Hooper’s feelings deepened. He’d seen enough fouled-up situations in his time and this had all the hall-marks of being a real classic. “We’ve got some supplies with us, more will be coming in soon.
Mermaid
is on her way down to pick you all up and she’ll drop off everything we’ll need.”

“Pick us up? Why should we leave here? Just what’s going on?”

“We hope, nothing. But there’s a chance the Argentines will try to make a grab for this place and we want to make sure they get a suitably hot reception.”

“Ridiculous; absolutely ridiculous. I know the Argies here; damned fine group of people. Very friendly. Make a grab for the place you say? Stuff and nonsense!”

“Argies, here?” Hooper snapped on to the words, giving them the shaking and mauling that a rottweiler would have been proud of. “What Argies? How many? Where? How long?”

“Arrived about a month ago. Scrap merchants, come to dismantle the old whaling station at Leigh Harbour. Don’t know how many of them. What do you expect? We should have sent somebody to count them?”

“Actually, yes.” Hooper’s calm voice gave no outward sign of his feelings, most of which involved strangling the postmaster. “That would have been a good idea. And you didn’t tell anybody about their arrival?”

“Why should we? They wouldn’t have come here unless everything as in order. Just what is going on?” Walsingham was becoming belligerent, beginning to understand the true dimensions of the affair and just how negligent his own behavior had been.

“What is going on, Mister Walsingham, is that a full-scale war is about to start. We had hoped, although we’ve been planning contingencies, to avoid getting caught out. Our presence here is one of those contingency plans. Only from what you’ve been telling us, any hope that we could sit this out has been dead for more than a month. These Argentines, did they arrive after the Commissioner left sick?”

“Of course not. When Will Durand, he’s the Commissioner you know, got sick, the Argentines had just arrived. They had a doctor with them, well a medic they called him, and he said it was appendicitis. We all thought it was a gyppy tummy, but he was the doctor. So, they offered to fly him out. The trawler they came in on had a helicopter, you see.”

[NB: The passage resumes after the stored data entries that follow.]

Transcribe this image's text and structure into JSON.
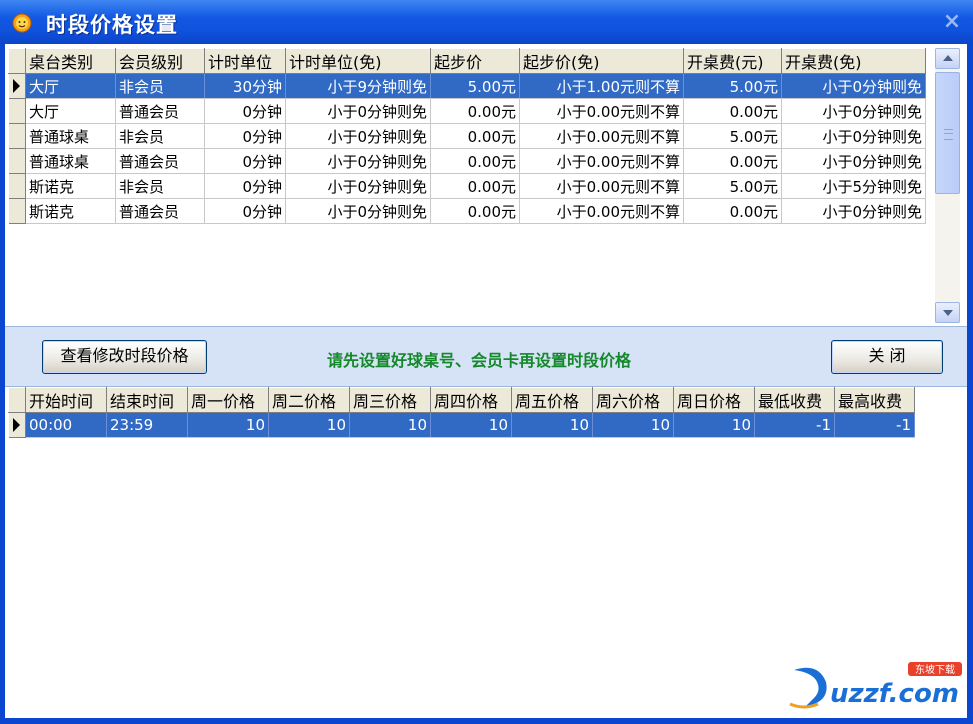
{
  "window": {
    "title": "时段价格设置",
    "close_glyph": "×"
  },
  "top_grid": {
    "headers": [
      "桌台类别",
      "会员级别",
      "计时单位",
      "计时单位(免)",
      "起步价",
      "起步价(免)",
      "开桌费(元)",
      "开桌费(免)"
    ],
    "rows": [
      [
        "大厅",
        "非会员",
        "30分钟",
        "小于9分钟则免",
        "5.00元",
        "小于1.00元则不算",
        "5.00元",
        "小于0分钟则免"
      ],
      [
        "大厅",
        "普通会员",
        "0分钟",
        "小于0分钟则免",
        "0.00元",
        "小于0.00元则不算",
        "0.00元",
        "小于0分钟则免"
      ],
      [
        "普通球桌",
        "非会员",
        "0分钟",
        "小于0分钟则免",
        "0.00元",
        "小于0.00元则不算",
        "5.00元",
        "小于0分钟则免"
      ],
      [
        "普通球桌",
        "普通会员",
        "0分钟",
        "小于0分钟则免",
        "0.00元",
        "小于0.00元则不算",
        "0.00元",
        "小于0分钟则免"
      ],
      [
        "斯诺克",
        "非会员",
        "0分钟",
        "小于0分钟则免",
        "0.00元",
        "小于0.00元则不算",
        "5.00元",
        "小于5分钟则免"
      ],
      [
        "斯诺克",
        "普通会员",
        "0分钟",
        "小于0分钟则免",
        "0.00元",
        "小于0.00元则不算",
        "0.00元",
        "小于0分钟则免"
      ]
    ],
    "selected_row": 0
  },
  "panel": {
    "view_button": "查看修改时段价格",
    "hint": "请先设置好球桌号、会员卡再设置时段价格",
    "close_button": "关 闭"
  },
  "bottom_grid": {
    "headers": [
      "开始时间",
      "结束时间",
      "周一价格",
      "周二价格",
      "周三价格",
      "周四价格",
      "周五价格",
      "周六价格",
      "周日价格",
      "最低收费",
      "最高收费"
    ],
    "rows": [
      [
        "00:00",
        "23:59",
        "10",
        "10",
        "10",
        "10",
        "10",
        "10",
        "10",
        "-1",
        "-1"
      ]
    ],
    "selected_row": 0
  },
  "watermark": {
    "brand": "uzzf.com",
    "tag": "东坡下载"
  },
  "colors": {
    "titlebar": "#0f52dc",
    "selection": "#316ac5",
    "hint": "#14882a",
    "panel": "#d6e3f6"
  }
}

“Oh, I see all right.” Hooper was trying to absorb the situation and decide what to do. From what he could see, he was in the classic situation of not many options, all of them bad. “Stokes, get back on board the submarine, fast. Get the skipper to tell London what’s going on down here. We’ve got Argies already on the island and that the Commissioner is missing, presumed dead.”

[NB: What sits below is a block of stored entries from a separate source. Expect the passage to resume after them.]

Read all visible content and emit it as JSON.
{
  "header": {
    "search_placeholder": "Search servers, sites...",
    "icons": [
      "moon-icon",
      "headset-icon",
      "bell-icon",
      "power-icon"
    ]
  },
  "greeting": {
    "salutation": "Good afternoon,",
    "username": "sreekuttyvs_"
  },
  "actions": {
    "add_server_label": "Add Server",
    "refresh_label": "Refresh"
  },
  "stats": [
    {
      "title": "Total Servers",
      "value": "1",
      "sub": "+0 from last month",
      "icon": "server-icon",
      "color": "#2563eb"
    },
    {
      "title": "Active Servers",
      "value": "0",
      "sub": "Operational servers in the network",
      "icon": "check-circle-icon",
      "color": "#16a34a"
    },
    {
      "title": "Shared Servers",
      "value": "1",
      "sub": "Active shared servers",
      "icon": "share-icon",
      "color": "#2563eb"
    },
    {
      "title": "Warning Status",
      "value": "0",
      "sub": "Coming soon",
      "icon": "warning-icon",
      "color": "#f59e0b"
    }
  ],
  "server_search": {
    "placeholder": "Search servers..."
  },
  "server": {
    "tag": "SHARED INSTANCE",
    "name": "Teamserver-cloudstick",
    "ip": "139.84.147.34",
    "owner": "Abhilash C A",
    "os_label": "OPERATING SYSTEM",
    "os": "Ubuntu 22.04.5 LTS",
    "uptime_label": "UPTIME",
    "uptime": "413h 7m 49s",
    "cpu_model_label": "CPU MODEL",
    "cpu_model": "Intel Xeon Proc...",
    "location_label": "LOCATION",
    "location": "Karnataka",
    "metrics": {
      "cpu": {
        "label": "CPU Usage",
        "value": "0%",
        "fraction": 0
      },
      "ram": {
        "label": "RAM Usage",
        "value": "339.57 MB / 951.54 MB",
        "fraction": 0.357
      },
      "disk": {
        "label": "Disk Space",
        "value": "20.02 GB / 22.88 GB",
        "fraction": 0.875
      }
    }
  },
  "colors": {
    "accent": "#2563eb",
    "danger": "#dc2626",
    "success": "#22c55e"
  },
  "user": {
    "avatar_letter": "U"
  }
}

“What!” Walsingham went bright red and appeared to be gulping for air.

“You don’t seriously think they took him to hospital do you? If he’s very lucky, he’s locked up in a store-room somewhere. More likely, they took him out on their helicopter and dropped him into the sea as soon as they were out of sight of here. For your information, civilian scrap merchants don’t have medics. They have doctors. Military units have medics.” Hooper thought for a second. His next priority made him feel cold. “According to our information, there are two women here. Where are they and please don’t tell me the Argentines took them away as well.”

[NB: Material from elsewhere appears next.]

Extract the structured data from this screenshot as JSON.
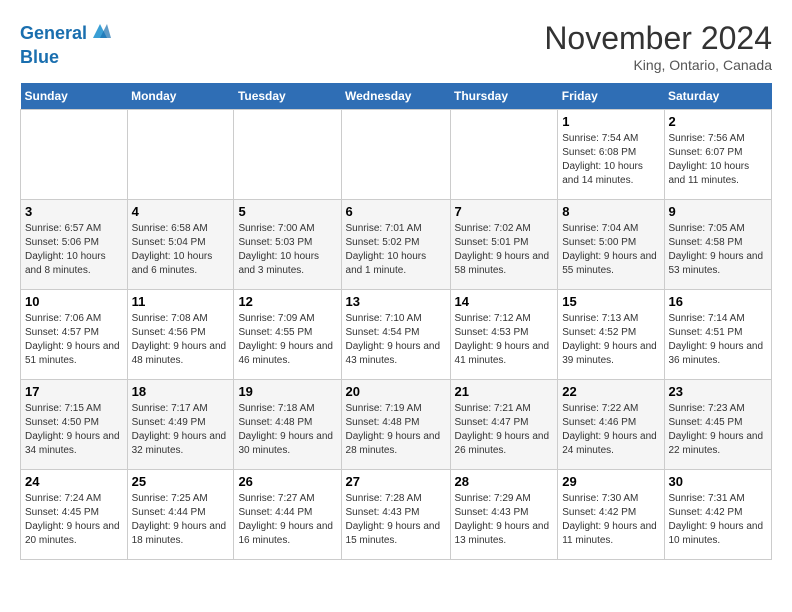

“Those two? No. They’re off in the hills somewhere. Claim to be making a documentary film about the birds or something.”

“Did they leave a movement schedule?”

“I think so. . .”

“Didn’t you look at it?” Hooper almost screamed in frustration. “No, I thought. . .”

“Dear God, that’ll be a first. They left that schedule so you’d know where they were and then. That way, if they got into trouble, people would know where to start looking. And you never even looked at it?”